A chave do poder está com a cúpula do Judiciário
O que ocorreu no domingo é grave, assim como outros tantos acintes de radicais bolsonaristas que merecem, sim, responder com todo o rigor da lei; mas não podemos permitir que isso ofusque outros acintes que ocorrem em paralelo. Sem que sequer alguém apresentasse pedido nesse sentido, o ministro do STF, Alexandre de Moraes, decidiu monocraticamente afastar um governador. Como tem ocorrido, a decisão foi depois referendada por maioria no plenário da corte. Há quem, cego pela gravidade dos atos de depredação, não enxergue o problema disso.
Como pode o povo ser convocado de tempos em tempos para ir às urnas, fazer sua escolha, e então, assistir, passivo, a um magistrado simplesmente decidindo, por conta própria, afastar do cargo quem nele chegou por processo do qual a própria lisura e legitimidade se gaba Moraes, aliás, presidente do TSE? De que valem os discursos proferidos e reverberados aos quatro ventos de respeito à democracia e ao voto popular, quando um burocrata de plantão pode afastar o chefe do Executivo de um ente federativo sem mais nem menos?

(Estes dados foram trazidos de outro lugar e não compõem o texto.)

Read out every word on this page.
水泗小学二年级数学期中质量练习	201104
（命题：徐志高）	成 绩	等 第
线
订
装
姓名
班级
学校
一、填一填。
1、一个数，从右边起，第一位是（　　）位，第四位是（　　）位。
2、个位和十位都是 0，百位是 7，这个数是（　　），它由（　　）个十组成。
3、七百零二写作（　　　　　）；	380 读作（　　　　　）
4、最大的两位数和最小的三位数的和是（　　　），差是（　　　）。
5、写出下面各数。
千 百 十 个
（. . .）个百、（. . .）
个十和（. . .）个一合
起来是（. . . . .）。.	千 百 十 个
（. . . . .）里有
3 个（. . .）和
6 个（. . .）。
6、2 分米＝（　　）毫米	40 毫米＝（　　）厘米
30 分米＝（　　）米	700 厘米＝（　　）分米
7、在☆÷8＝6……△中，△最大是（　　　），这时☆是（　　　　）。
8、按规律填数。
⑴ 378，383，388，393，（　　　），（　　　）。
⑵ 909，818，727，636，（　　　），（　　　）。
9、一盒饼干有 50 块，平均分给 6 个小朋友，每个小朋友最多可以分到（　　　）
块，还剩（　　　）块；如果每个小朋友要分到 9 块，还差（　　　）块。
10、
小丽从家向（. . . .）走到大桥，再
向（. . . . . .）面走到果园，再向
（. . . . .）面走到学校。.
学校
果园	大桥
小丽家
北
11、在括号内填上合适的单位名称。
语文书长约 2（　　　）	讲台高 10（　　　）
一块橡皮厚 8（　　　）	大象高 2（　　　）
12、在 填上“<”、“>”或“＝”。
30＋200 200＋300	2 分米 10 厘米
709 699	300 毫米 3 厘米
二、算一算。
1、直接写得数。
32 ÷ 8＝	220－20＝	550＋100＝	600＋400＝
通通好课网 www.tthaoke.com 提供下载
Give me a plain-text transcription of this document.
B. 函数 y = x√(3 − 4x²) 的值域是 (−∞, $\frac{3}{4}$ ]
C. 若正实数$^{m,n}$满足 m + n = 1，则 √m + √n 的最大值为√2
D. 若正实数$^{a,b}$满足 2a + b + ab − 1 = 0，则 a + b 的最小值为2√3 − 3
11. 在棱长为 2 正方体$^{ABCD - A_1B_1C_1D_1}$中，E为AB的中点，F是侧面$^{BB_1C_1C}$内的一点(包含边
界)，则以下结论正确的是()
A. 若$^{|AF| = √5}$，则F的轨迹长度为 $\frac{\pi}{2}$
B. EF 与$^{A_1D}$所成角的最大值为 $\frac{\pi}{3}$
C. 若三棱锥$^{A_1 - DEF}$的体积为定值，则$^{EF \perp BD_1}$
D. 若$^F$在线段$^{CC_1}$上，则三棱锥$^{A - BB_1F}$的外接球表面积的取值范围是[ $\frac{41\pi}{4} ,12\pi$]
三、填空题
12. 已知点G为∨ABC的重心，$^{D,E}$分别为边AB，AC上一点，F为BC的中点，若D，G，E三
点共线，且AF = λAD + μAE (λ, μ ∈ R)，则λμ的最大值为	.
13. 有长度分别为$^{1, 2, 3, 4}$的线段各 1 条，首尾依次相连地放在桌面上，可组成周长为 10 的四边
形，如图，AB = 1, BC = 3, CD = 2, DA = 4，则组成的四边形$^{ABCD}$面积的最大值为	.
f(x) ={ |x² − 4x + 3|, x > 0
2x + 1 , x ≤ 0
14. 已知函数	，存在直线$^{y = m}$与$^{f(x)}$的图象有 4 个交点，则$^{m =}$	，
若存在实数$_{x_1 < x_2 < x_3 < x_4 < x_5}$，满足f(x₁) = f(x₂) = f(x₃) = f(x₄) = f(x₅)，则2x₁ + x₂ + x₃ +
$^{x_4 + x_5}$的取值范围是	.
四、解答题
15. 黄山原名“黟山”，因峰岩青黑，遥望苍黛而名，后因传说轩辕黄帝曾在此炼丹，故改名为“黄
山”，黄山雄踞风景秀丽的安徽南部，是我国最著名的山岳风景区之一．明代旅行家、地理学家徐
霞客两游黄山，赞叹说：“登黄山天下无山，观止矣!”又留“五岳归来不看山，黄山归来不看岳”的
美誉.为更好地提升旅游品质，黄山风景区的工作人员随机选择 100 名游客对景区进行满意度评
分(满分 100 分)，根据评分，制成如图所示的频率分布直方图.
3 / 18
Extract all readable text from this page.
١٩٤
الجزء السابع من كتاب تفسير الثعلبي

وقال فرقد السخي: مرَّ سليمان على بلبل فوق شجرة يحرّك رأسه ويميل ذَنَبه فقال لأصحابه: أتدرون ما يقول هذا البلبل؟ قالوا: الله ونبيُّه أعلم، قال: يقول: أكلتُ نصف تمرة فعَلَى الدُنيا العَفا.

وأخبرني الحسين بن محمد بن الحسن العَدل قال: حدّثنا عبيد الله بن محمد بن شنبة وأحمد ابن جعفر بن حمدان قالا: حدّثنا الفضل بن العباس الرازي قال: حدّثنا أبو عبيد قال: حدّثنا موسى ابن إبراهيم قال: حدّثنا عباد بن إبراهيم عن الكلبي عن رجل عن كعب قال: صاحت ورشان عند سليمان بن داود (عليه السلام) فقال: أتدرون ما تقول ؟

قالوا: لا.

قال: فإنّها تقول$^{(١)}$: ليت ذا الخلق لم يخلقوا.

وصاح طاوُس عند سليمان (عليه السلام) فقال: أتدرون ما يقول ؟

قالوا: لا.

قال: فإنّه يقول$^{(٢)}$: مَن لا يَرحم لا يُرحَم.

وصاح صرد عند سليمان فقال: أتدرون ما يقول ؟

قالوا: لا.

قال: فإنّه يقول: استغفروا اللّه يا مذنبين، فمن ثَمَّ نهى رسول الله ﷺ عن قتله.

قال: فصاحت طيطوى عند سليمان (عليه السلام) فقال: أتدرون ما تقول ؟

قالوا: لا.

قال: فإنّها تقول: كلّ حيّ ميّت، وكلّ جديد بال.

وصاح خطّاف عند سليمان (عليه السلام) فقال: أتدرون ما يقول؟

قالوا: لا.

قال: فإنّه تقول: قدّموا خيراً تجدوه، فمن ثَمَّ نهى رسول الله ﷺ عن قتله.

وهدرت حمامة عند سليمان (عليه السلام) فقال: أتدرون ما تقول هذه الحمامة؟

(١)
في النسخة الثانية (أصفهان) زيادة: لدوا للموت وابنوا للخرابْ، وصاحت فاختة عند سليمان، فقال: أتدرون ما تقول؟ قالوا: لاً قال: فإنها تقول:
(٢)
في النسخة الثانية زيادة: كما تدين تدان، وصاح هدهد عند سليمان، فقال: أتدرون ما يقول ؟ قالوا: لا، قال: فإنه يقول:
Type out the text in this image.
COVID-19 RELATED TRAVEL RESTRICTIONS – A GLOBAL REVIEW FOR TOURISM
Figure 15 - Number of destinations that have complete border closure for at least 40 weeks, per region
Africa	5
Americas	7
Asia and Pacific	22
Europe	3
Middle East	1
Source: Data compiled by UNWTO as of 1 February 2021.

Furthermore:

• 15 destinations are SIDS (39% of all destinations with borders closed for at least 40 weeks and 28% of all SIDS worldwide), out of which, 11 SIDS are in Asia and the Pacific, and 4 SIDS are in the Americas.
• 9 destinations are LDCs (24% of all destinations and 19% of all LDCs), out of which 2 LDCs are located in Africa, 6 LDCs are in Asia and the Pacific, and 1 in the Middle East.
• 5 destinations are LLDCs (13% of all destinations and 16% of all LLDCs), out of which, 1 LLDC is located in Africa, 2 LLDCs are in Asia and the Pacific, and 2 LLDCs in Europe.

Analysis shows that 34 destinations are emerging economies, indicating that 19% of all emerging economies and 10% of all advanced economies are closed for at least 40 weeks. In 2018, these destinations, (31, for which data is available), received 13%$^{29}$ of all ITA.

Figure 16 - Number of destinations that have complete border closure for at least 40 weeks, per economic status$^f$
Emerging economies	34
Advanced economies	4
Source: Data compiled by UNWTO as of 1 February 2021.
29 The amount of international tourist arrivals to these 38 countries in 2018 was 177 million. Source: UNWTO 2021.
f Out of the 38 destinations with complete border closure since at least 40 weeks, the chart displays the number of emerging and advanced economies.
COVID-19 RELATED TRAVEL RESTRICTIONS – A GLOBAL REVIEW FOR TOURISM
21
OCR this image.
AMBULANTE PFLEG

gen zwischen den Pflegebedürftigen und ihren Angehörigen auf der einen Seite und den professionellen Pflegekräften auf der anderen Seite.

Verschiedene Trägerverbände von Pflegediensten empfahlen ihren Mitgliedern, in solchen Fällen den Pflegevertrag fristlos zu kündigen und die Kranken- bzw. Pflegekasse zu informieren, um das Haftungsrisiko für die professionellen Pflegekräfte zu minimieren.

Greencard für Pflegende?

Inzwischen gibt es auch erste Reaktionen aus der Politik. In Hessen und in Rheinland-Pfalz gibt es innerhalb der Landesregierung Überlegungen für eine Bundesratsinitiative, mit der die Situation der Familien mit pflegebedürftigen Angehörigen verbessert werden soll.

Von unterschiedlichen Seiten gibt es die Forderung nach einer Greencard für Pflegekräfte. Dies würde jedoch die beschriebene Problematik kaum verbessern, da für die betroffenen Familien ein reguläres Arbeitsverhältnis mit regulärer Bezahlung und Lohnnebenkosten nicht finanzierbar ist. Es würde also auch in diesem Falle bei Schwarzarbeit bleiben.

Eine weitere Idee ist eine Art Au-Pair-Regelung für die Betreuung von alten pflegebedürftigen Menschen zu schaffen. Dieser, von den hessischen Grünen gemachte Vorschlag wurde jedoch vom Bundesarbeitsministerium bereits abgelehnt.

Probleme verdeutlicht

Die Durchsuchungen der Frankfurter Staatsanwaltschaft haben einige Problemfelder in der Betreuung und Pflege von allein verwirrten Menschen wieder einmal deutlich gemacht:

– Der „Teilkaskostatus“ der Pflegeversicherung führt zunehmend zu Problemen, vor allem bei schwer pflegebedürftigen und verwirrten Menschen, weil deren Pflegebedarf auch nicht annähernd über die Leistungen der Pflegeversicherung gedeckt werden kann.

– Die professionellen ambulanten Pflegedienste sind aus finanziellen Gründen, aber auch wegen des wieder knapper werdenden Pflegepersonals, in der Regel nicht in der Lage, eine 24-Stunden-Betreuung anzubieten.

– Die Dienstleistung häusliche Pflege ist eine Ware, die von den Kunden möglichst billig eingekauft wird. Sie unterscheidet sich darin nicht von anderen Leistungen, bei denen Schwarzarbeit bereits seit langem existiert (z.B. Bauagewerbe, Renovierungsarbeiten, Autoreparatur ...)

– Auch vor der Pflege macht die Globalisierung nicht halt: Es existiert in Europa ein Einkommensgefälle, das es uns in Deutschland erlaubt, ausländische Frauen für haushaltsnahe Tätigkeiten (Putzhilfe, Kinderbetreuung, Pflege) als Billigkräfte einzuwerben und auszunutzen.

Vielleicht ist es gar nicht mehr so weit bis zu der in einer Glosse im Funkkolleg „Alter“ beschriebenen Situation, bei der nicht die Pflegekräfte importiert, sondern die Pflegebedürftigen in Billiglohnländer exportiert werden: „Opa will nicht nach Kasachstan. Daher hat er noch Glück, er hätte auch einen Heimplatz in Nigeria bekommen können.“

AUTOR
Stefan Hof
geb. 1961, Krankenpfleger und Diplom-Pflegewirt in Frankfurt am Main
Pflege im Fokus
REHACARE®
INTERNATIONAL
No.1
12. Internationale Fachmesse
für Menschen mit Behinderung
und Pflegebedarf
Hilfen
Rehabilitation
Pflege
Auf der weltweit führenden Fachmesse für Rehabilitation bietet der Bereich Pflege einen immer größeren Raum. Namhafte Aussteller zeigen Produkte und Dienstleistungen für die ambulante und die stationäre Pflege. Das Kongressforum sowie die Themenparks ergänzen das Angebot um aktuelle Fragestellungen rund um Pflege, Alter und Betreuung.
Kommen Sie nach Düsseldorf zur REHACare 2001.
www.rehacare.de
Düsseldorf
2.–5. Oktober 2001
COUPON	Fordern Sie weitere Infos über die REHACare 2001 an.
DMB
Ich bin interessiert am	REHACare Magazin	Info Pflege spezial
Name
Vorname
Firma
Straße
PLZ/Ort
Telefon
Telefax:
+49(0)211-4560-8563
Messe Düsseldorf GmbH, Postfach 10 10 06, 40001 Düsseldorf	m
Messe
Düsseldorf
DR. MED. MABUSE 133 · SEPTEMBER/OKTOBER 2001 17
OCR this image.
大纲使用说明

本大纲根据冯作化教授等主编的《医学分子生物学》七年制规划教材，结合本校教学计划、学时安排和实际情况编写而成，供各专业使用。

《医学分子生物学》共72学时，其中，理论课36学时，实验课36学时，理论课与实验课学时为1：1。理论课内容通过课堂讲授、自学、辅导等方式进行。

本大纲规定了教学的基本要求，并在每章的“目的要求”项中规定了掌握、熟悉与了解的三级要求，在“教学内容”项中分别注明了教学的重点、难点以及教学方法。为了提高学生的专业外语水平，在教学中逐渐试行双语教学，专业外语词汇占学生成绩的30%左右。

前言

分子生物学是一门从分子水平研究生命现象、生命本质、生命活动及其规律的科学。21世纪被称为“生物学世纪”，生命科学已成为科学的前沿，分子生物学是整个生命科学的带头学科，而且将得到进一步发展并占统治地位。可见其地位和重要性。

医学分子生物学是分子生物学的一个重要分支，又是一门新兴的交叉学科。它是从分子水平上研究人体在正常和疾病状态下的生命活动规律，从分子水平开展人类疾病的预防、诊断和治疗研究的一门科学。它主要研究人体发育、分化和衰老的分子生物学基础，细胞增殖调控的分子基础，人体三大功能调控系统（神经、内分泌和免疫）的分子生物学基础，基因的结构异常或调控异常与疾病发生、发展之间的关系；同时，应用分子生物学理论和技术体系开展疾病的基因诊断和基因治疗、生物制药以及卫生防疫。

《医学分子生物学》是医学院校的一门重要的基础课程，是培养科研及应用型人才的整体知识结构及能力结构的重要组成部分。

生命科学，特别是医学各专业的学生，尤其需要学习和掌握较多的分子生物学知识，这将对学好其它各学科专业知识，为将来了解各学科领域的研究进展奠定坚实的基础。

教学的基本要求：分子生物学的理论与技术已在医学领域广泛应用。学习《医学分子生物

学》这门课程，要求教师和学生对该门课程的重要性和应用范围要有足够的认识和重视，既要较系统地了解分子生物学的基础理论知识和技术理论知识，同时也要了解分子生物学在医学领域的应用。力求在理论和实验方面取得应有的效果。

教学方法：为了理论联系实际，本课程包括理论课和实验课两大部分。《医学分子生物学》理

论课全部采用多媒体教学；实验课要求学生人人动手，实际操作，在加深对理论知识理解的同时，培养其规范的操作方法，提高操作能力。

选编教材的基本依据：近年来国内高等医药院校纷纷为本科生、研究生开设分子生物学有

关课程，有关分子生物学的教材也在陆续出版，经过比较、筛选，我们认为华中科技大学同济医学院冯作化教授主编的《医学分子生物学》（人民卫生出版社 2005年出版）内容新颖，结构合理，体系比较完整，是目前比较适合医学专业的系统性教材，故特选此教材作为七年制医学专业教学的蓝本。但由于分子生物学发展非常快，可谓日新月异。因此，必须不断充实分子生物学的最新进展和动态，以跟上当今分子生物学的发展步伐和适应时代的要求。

O pulo do gato é que na verdade “não pode”, assim como o TSE não poderia ter se autoconcedido o poder de censura, como o fez às vésperas das eleições – assistimos ali ao momento mais lamentável da carreira de Cármen Lúcia, quase pedindo desculpas por seu voto absurdo. Mas que diferença faz o que pode ou não pode, o que a Constituição diz ou deixa de dizer, em um país em que um ministro, com a cumplicidade vergonhosa de seus pares, reinventa ou inventa leis a cada dia? Talvez faça mais sentido nos livrarmos do teatro, da ilusão dos pesos e contrapesos, e entregar a chave do país para o STF de uma vez. Quem sabe, Moraes se autoconceda a presidência da República (Lula que tome cuidado). O “poder moderador”, defendido por diferentes hostes de radicais, ele já se concedeu faz tempo.